E.2.5. Discussion et décision
- D'emblée, je soulignerai que les arguments de Pinkowitz s'adressent, en essence, à des décisions factuelles prises par le tribunal de première instance, dans lesquelles il n'y a pas de place pour intervenir. Le tribunal a été impressionné par les témoignages et conclusions du CPA Darman, de M. Dayag et du CPA Bilu, et sur la base de cette impression et de preuves supplémentaires, a jugé que : « Il a été prouvé sans aucun doute qu'à partir de 1999... Pinkowitz a manqué à cette obligation [celle du fiduciaire, Z.Z.], et ses actes non seulement n'ont pas été faits au bénéfice de la société, mais ont été menés contre son intérêt » (paragraphe 153 du jugement de première instance). Les arguments et témoignages de Pinkowitz furent rejetés par le tribunal de première instance, et sa version ainsi que ses explications des diverses actions pour lesquelles il fut poursuivi furent jugées peu fiables.

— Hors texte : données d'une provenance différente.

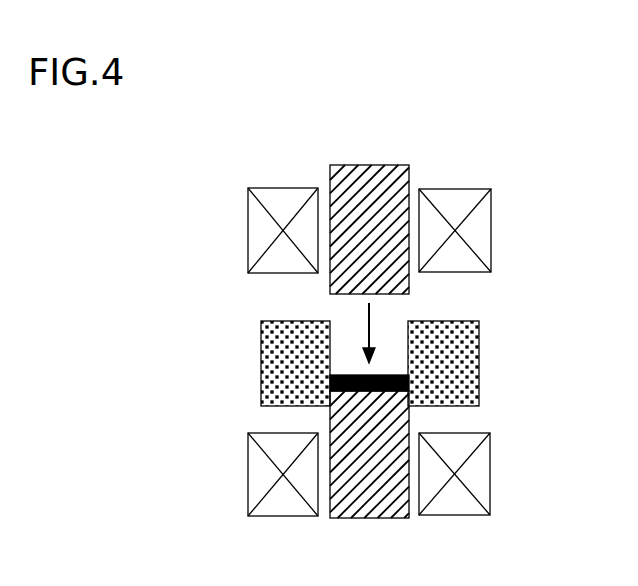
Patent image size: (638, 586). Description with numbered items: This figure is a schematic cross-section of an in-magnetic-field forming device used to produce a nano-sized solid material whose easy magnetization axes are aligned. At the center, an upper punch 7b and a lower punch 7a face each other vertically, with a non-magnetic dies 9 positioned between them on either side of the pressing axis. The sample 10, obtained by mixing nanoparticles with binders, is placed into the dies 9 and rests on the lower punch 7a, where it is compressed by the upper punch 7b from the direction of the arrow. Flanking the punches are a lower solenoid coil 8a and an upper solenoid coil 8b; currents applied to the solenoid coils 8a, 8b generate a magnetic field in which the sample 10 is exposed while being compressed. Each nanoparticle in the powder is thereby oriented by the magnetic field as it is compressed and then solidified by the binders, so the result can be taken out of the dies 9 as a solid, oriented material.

The lower punch 7a is at (369, 472).
The upper punch 7b is at (369, 214).
The lower solenoid coil 8a is at (390, 474).
The upper solenoid coil 8b is at (390, 230).
The non-magnetic dies 9 is at (383, 363).
The sample 10 is at (359, 377).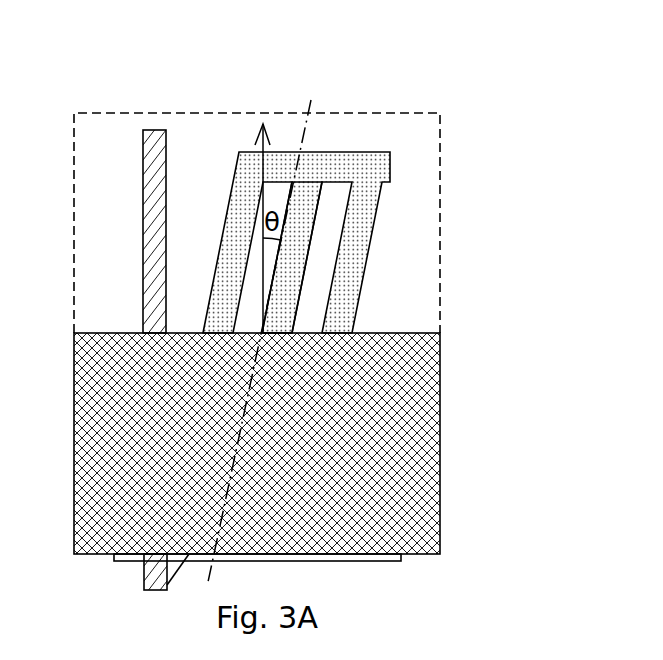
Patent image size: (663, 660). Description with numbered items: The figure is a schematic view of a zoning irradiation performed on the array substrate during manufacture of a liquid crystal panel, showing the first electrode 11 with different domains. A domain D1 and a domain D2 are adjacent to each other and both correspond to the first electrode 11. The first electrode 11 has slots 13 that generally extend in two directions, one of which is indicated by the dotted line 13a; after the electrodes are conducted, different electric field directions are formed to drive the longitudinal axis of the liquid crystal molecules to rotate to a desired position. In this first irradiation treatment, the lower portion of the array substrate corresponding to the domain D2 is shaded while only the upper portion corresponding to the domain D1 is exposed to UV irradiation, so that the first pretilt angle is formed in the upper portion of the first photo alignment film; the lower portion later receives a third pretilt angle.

The first electrode 11 is at (348, 200).
The slots 13 is at (340, 200).
The dotted line 13a is at (311, 100).
The domain D1 is at (433, 243).
The domain D2 is at (427, 407).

Comme indiqué, je n'ai trouvé aucune intervention dans ces conclusions, malgré la répétition par Pinkowitz de sa version et de ses arguments devant nous également.
- Cependant, la principale question qui se pose à la lumière de la décision du tribunal de première instance selon laquelle Pinkowitz a causé l'intégralité des dommages réclamés par les demandeurs lorsqu'il a manqué à son devoir fiduciaire envers la société est la suivante : ses actes ne sont pas inclus dans le délit de négligence et s'il ne peut pas être poursuivi pour le montant des dommages réclamés pour cette cause. Le jugement du tribunal de première instance indique que nous avons affaire à deux causes d'action distinctes et différentes, et l'une ne contient pas l'autre. Par conséquent, et une fois que Pinkowitz sera reconnu coupable d'avoir manqué à l'obligation fiduciaire, selon la décision du tribunal de première instance, il ne peut être considéré comme « négligent », et il ne devrait être tenu responsable que de la somme réclamée pour violation de la fiduciaire.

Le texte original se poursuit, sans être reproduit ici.